In modern content platforms like TikTok, the comment thread is an essential interaction space. Users can post top-level comments and reply to others, forming shallow trees. While this might seem simple, designing this system to be efficient, scalable, and user-friendly takes some thoughtful architecture.

This post explores how comment threads are modeled, stored, and reconstructed — and then closes with a bonus section on using Redis for performance.

Comment Thread Structure

Each video can have:

  • Many top-level comments
  • Optional replies, each pointing to a parent_comment_id

Data Model (Relational Database)

CREATE TABLE comments (
id BIGINT PRIMARY KEY,
video_id BIGINT NOT NULL,
user_id BIGINT NOT NULL,
parent_comment_id BIGINT NULL,
content TEXT NOT NULL,
replies_n BIGINT NOT NULL DEFAULT 0,
created_at TIMESTAMP NOT NULL DEFAULT NOW(),
);

Reconstructing Comment Threads

To render a full comment thread:

1. Fetch Top-Level Comments

SELECT * FROM comments
WHERE video_id = :video_id AND parent_comment_id IS NULL
ORDER BY replies_n DESC
LIMIT 50;

2. Fetch Replies for Those Comments

SELECT * FROM comments
WHERE parent_comment_id IN (:top_level_comment_ids);

3. Group Replies by Parent (In Memory)

from collections import defaultdict

replies_by_parent = defaultdict(list)
for reply in replies:
replies_by_parent[reply["parent_comment_id"]].append(reply)

thread = []
for comment in top_comments:
comment["replies"] = replies_by_parent.get(comment["id"], [])
thread.append(comment)

This reconstruction approach is efficient: O(N + M) time, where N = number of top-level comments, M = total replies.

Scaling Considerations

To handle millions of comments:

  • Paginate top-level comments (and load replies lazily)
  • Use indexes on video_id, parent_comment_id
  • Consider denormalizing data for hot content

🔥 Bonus: Redis Caching for Hot Threads

To offload frequent reads and keep response times sub-ms, cache the full reconstructed thread in Redis.

Example Structure

{
"video_id": 123,
"comments": [
{
"id": 1,
"content": "Nice vid!",
"replies": [
{ "id": 4, "content": "Agree!" },
{ "id": 5, "content": "Same!" }
]
}
]
}

Redis Key

comment_thread:video:123

Recompute and Cache

def recompute_comment_thread(video_id):
top_comments = db.query(...)
replies = db.query(...)
...
redis.set(f"comment_thread:video:{video_id}", json.dumps(thread), ex=600)

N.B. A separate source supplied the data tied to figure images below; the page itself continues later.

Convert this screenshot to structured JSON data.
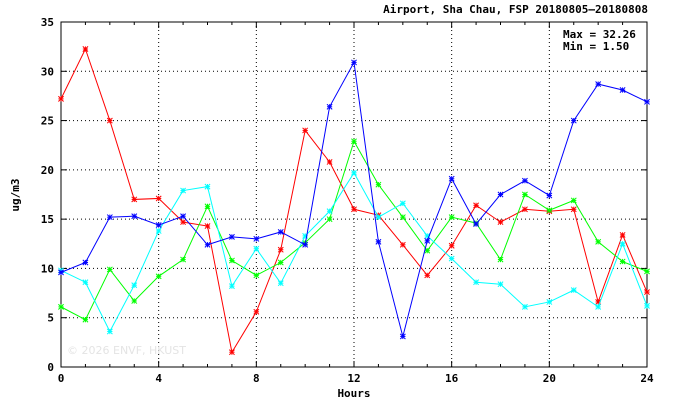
{
  "chart_data": {
    "type": "line",
    "title": "Airport, Sha Chau, FSP 20180805—20180808",
    "stats": {
      "max": "Max = 32.26",
      "min": "Min =  1.50"
    },
    "watermark": "© 2026  ENVF, HKUST",
    "xlabel": "Hours",
    "ylabel": "ug/m3",
    "xlim": [
      0,
      24
    ],
    "ylim": [
      0,
      35
    ],
    "x_ticks": [
      0,
      4,
      8,
      12,
      16,
      20,
      24
    ],
    "y_ticks": [
      0,
      5,
      10,
      15,
      20,
      25,
      30,
      35
    ],
    "grid": true,
    "x": [
      0,
      1,
      2,
      3,
      4,
      5,
      6,
      7,
      8,
      9,
      10,
      11,
      12,
      13,
      14,
      15,
      16,
      17,
      18,
      19,
      20,
      21,
      22,
      23,
      24
    ],
    "series": [
      {
        "color": "#ff0000",
        "values": [
          27.2,
          32.26,
          25.0,
          17.0,
          17.1,
          14.7,
          14.3,
          1.5,
          5.6,
          11.9,
          24.0,
          20.8,
          16.0,
          15.4,
          12.4,
          9.3,
          12.3,
          16.4,
          14.7,
          16.0,
          15.8,
          16.0,
          6.6,
          13.4,
          7.6
        ]
      },
      {
        "color": "#00ff00",
        "values": [
          6.1,
          4.8,
          9.9,
          6.7,
          9.2,
          10.9,
          16.3,
          10.8,
          9.3,
          10.6,
          12.6,
          15.0,
          22.9,
          18.5,
          15.2,
          11.8,
          15.2,
          14.6,
          10.9,
          17.5,
          15.9,
          16.9,
          12.7,
          10.7,
          9.7
        ]
      },
      {
        "color": "#00ffff",
        "values": [
          9.8,
          8.6,
          3.6,
          8.3,
          13.8,
          17.9,
          18.3,
          8.2,
          12.0,
          8.5,
          13.3,
          15.8,
          19.7,
          15.2,
          16.6,
          13.3,
          11.0,
          8.6,
          8.4,
          6.1,
          6.6,
          7.8,
          6.1,
          12.5,
          6.2
        ]
      },
      {
        "color": "#0000ff",
        "values": [
          9.6,
          10.6,
          15.2,
          15.3,
          14.4,
          15.3,
          12.4,
          13.2,
          13.0,
          13.7,
          12.4,
          26.4,
          30.9,
          12.7,
          3.1,
          12.8,
          19.1,
          14.5,
          17.5,
          18.9,
          17.4,
          25.0,
          28.7,
          28.1,
          26.9
        ]
      }
    ]
  }
}
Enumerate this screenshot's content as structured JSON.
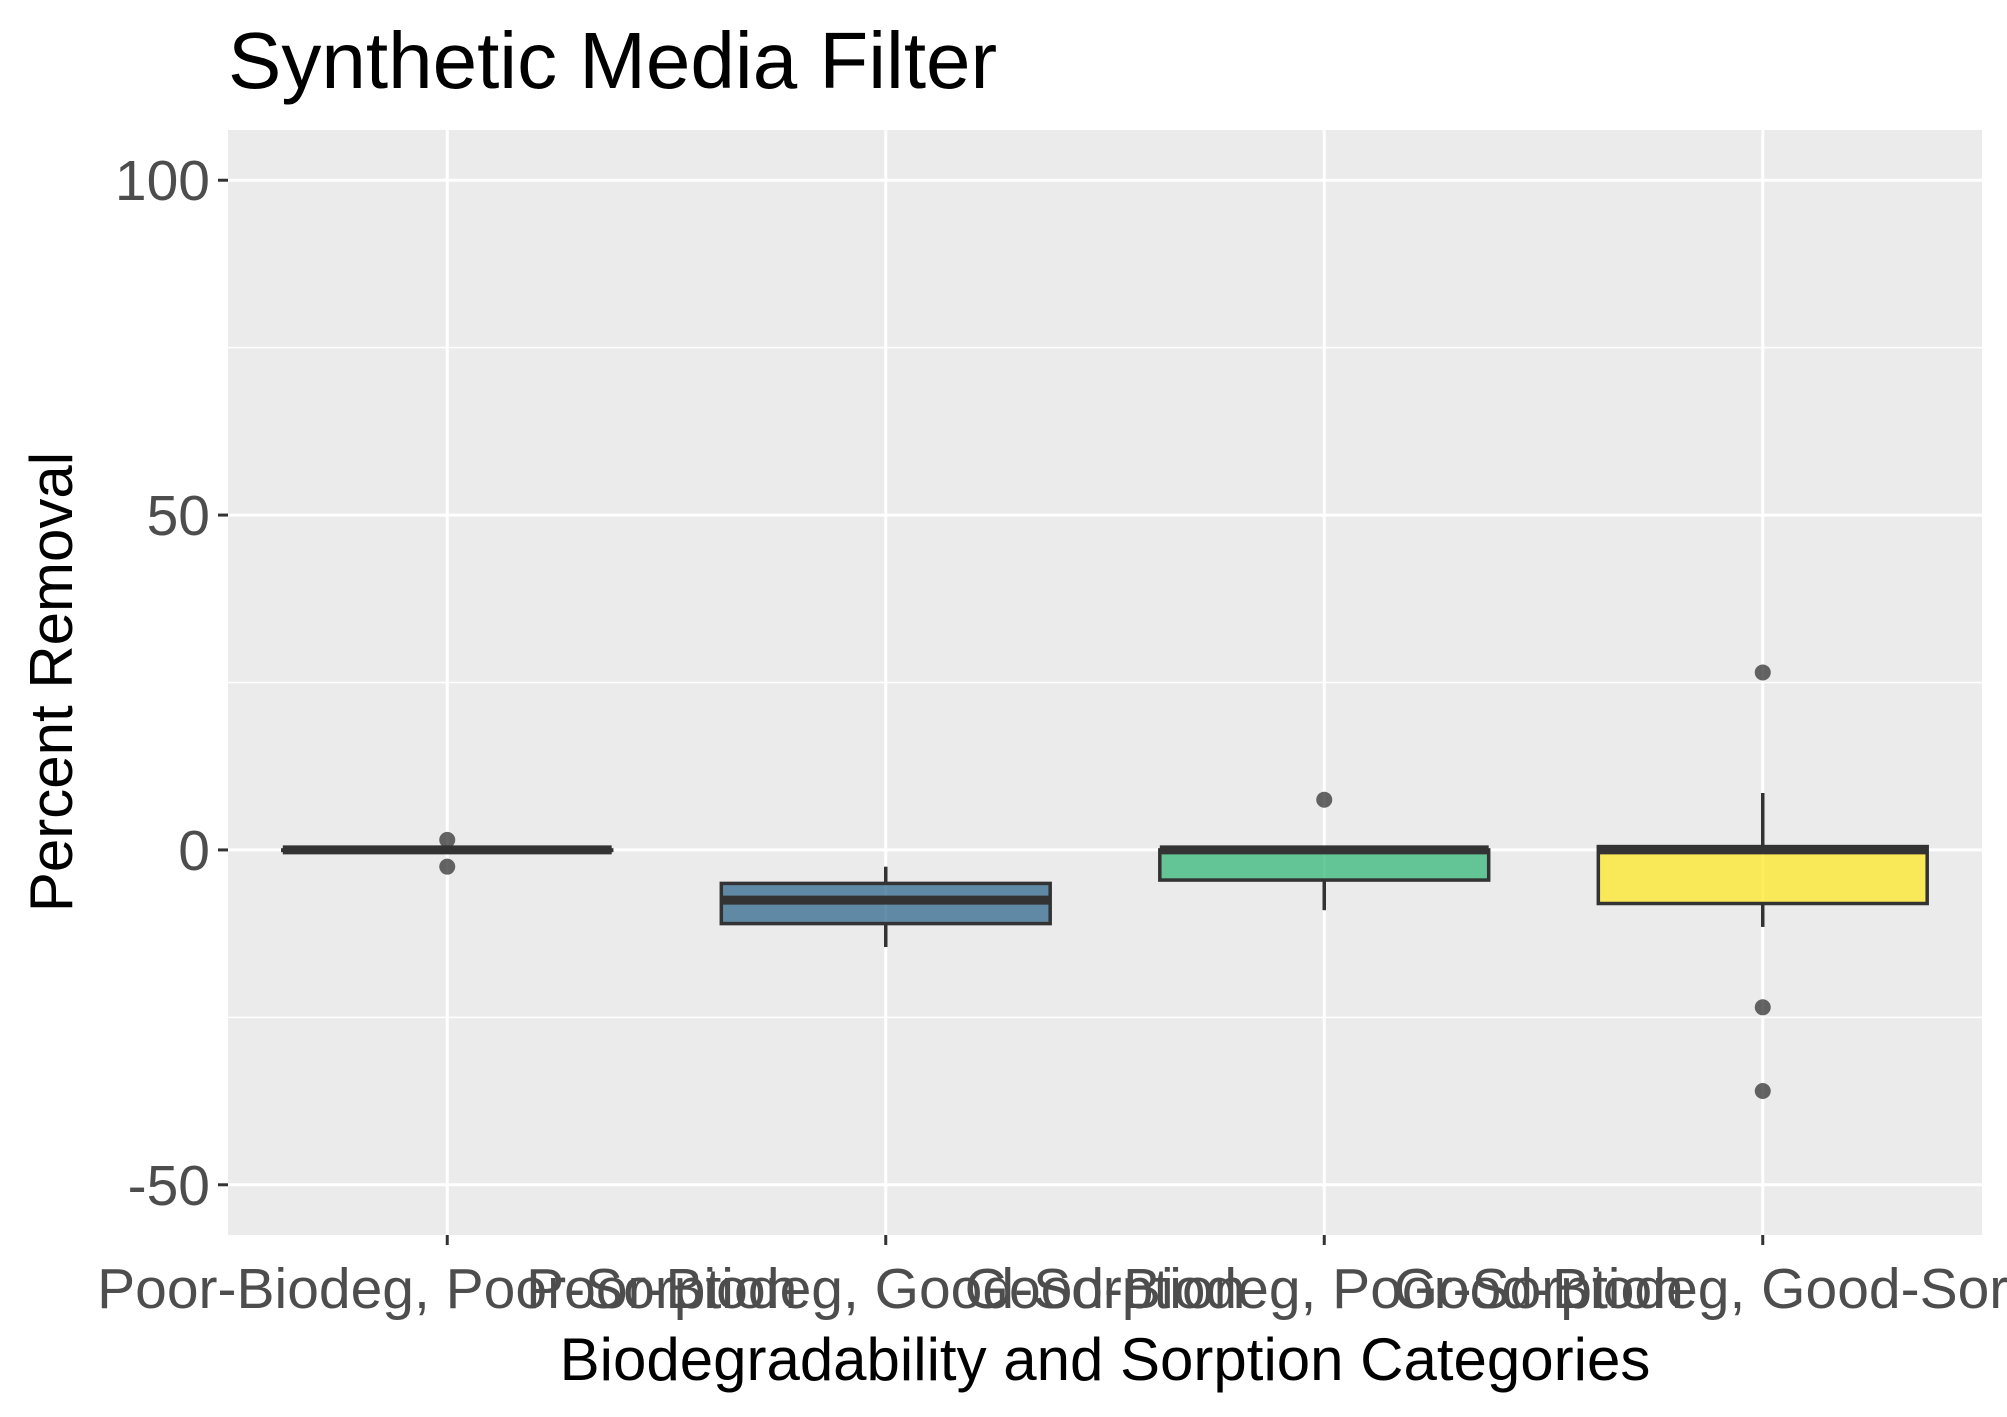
{
  "chart_data": {
    "type": "box",
    "title": "Synthetic Media Filter",
    "xlabel": "Biodegradability and Sorption Categories",
    "ylabel": "Percent Removal",
    "ylim": [
      -57.5,
      107.5
    ],
    "yticks": [
      -50,
      0,
      50,
      100
    ],
    "grid": true,
    "legend": "none",
    "categories": [
      "Poor-Biodeg, Poor-Sorption",
      "Poor-Biodeg, Good-Sorption",
      "Good-Biodeg, Poor-Sorption",
      "Good-Biodeg, Good-Sorption"
    ],
    "boxes": [
      {
        "category": "Poor-Biodeg, Poor-Sorption",
        "color": "#440154",
        "min": 0,
        "q1": 0,
        "median": 0,
        "q3": 0,
        "max": 0,
        "outliers": [
          1.5,
          -2.5
        ]
      },
      {
        "category": "Poor-Biodeg, Good-Sorption",
        "color": "#31688e",
        "min": -14.5,
        "q1": -11,
        "median": -7.5,
        "q3": -5,
        "max": -2.5,
        "outliers": []
      },
      {
        "category": "Good-Biodeg, Poor-Sorption",
        "color": "#35b779",
        "min": -9,
        "q1": -4.5,
        "median": 0,
        "q3": 0,
        "max": 0,
        "outliers": [
          7.5
        ]
      },
      {
        "category": "Good-Biodeg, Good-Sorption",
        "color": "#fde725",
        "min": -11.5,
        "q1": -8,
        "median": 0,
        "q3": 0.5,
        "max": 8.5,
        "outliers": [
          26.5,
          -23.5,
          -36
        ]
      }
    ]
  }
}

You can trigger recompute on new comment events or via background jobs.

Conclusion

Designing comment threads involves balancing simplicity, flexibility, and performance. Whether you're serving 100 users or 100 million, the pattern of parent-child comment structuring and smart reconstruction gives you a strong foundation.

And when performance matters most? Add a Redis layer to make it fly.